In the final regulations, HHS makes a clear distinction between the standards for the exchange navigators — who play a role that was explicitly created by PPACA — and other types of exchange helpers, who have been created by HHS, state insurance regulators, and state exchange program managers.

A state cannot require that a navigator hold an insurance license, have a surety bond, have errors and omissions coverage, provide a copy of a high school diploma, meet credit rating reporting requirements, or meet other unduly burdensome standards, officials say.

Officials declined to list all of the requirements that they say states should not try to impose.

State exchange programs that serve only small businesses may be able to have navigators refer all or most callers to agents and brokers, but states may not normally require exchange assisters to refer users to agents and brokers, officials say.
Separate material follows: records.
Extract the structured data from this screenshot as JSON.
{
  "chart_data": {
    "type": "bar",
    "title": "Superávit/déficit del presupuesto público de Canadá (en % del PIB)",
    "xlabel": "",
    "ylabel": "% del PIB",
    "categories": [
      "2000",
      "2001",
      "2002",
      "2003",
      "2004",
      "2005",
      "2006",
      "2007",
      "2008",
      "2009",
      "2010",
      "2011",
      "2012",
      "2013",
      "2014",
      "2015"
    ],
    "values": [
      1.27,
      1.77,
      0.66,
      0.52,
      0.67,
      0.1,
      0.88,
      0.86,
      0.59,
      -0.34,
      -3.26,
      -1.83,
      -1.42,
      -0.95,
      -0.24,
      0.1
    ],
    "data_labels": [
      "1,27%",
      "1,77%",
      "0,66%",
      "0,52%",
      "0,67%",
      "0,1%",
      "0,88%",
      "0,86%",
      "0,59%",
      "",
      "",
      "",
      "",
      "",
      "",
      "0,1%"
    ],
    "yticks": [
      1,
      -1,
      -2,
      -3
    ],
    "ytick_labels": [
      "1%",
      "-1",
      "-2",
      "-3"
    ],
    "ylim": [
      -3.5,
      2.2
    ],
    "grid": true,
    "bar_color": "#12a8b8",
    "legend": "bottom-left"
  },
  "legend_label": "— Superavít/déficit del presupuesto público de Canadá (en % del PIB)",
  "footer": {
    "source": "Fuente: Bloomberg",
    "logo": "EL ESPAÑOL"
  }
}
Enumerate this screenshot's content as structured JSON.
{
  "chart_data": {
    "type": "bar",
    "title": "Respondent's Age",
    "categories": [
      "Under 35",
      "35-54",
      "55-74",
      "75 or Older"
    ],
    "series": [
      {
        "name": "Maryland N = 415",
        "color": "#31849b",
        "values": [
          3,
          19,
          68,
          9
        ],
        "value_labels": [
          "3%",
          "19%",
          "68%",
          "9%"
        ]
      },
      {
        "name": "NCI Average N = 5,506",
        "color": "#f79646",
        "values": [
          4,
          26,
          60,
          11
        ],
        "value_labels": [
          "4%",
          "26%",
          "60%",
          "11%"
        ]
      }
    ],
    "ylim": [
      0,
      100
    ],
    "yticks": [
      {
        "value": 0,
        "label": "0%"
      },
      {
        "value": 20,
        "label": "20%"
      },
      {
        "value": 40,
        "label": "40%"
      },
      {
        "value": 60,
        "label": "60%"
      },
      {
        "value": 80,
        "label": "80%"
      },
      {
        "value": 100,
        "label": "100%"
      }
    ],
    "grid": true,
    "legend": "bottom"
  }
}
Some states want to require assisters to refer consumers to agents and brokers when consumers may be replacing existing coverage.

“We are not persuaded by comments suggesting that assisters can uphold their duties to provide information in a fair and impartial manner and act in the consumer’s best interest if they are required to advise a consumer to consult with an insurance professional when they learn that the consumer is insured or previously purchased health insurance with the aid of an agent or broker,” officials write. 

PPACA and federal regulations already require the exchange helpers to give impartial advice, and to get no compensation from the coverage issuers, and referral mandates would require the exchange helpers to refer consumers to agents and brokers who can get compensation from the coverage issuers, officials write.

The final regulations were signed by CMS Administrator Marilyn Tavenner and Kathleen Sebelius, HHS secretary. Sebelius has announced plans to leave her post in June.